Thank you for taking me on the Twilight Challenge, and steadying me as we ran that 2.62-mile loop from bonfire to bonfire. Thank you for joining me for the Vulcan’y Fury trail race, and refusing to let me be derailed by a few bee stings and that minor spill down a cliff.
Thank you for sharing those breakthrough half marathons with me this fall! I am truly grateful to have placed 2nd in my age group in the Loco Half marathon, the Manchester Half, and the Jingle Bell Half.
But those paces and those places paled in comparison to the joyful discovery that “Sara Francione” was not lost, and home was still at the finish line of a 5k on a frozen December day in Boston.
Thank you for helping me understand that running could still be a challenge and an escape and a celebration and a community and a playground and a sanctuary!

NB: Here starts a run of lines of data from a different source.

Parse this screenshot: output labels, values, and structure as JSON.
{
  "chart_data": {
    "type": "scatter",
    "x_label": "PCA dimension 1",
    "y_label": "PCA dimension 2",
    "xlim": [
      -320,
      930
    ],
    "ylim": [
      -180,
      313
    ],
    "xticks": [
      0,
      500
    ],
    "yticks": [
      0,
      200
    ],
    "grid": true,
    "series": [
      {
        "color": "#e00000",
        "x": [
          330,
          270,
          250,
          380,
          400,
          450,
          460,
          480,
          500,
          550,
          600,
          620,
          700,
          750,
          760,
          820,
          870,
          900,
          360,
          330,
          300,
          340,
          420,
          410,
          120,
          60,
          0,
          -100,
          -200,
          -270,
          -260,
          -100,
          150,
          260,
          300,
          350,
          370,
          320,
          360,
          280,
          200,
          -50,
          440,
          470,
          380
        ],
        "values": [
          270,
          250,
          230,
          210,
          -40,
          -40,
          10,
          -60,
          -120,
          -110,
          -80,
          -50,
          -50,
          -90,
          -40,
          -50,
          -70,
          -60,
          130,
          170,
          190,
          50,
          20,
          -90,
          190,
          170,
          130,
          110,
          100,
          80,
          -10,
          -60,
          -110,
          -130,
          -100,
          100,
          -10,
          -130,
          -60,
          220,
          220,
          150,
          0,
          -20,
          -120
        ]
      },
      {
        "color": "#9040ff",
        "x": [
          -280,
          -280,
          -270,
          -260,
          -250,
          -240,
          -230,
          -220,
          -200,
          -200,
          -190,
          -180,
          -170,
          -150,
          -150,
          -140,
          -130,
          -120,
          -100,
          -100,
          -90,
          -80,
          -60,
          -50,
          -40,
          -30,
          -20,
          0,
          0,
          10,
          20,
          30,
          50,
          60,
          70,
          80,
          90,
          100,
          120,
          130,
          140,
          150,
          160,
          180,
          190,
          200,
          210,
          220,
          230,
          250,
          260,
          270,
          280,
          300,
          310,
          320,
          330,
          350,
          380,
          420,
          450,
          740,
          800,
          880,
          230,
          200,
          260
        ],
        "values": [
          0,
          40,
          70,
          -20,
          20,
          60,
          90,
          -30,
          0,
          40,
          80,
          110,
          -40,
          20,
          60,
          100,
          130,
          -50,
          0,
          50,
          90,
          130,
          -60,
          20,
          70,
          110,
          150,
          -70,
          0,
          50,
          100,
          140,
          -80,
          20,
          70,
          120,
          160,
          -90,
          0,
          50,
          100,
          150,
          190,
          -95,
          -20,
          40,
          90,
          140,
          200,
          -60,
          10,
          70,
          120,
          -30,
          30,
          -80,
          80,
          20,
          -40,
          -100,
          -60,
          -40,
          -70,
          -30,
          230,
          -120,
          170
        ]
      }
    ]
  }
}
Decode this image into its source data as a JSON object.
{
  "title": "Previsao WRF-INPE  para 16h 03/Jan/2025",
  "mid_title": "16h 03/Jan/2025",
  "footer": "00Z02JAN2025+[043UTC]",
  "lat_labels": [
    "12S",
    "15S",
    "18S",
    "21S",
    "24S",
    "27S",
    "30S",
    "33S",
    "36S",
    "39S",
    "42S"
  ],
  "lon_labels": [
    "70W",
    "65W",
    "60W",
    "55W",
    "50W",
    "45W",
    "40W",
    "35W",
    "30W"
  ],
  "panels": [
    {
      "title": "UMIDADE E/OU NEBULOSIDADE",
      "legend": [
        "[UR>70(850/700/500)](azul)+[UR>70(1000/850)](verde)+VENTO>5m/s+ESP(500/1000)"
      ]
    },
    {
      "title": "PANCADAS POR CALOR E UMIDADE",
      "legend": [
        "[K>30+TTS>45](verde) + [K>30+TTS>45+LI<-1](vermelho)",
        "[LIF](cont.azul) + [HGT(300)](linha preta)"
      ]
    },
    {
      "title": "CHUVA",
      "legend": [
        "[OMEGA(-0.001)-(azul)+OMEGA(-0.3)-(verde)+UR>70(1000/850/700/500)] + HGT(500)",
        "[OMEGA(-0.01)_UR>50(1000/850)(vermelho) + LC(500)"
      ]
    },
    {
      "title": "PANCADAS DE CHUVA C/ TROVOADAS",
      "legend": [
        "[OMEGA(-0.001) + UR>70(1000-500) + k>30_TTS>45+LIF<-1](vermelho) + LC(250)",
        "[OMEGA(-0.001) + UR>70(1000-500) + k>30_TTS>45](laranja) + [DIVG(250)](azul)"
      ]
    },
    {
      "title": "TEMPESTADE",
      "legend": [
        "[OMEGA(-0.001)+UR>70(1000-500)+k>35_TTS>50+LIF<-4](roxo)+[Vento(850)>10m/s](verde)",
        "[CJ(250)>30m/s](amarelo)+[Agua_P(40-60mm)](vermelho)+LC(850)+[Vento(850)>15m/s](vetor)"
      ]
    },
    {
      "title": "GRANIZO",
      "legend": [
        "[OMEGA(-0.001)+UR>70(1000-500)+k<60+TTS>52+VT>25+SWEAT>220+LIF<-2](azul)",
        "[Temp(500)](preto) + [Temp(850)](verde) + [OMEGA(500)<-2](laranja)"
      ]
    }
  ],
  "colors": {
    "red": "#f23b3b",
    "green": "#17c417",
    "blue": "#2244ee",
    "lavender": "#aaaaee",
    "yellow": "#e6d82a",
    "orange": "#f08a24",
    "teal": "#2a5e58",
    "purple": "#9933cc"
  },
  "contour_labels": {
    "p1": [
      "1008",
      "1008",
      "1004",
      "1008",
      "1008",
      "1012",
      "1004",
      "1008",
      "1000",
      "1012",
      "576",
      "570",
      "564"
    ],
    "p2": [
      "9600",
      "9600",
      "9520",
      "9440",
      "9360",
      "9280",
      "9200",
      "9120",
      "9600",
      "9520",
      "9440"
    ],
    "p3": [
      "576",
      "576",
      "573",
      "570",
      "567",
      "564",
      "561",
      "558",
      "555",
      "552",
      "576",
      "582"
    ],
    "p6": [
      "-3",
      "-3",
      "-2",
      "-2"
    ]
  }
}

But most of all, thank you for all those solitary runs through Mine Falls before work, and being such a good listener when I confessed how scared, yet desperate I was to let “Sara Madden” go. Thank you for absorbing the tears and the puddles, the dreams and the prayers whispered at dawn, as we weaved through trees and leaped over roots, and beheld the shifting seasons and fading leaves settling on the ground beneath us.
You old friends are my closest confidants. It was you who knew before anyone that I had fallen in love with a trail runner thousands of miles away. Perhaps you knew before I could even bring my own mind to acknowledge this. Perhaps it was the way we ran the Mine Falls loop backward that morning, and I leaped off the roots that I typically take you around!
I can’t bring you into 2018 with me old friends. But I will never forget you, and the memories we made and how God used you to bring me back to life.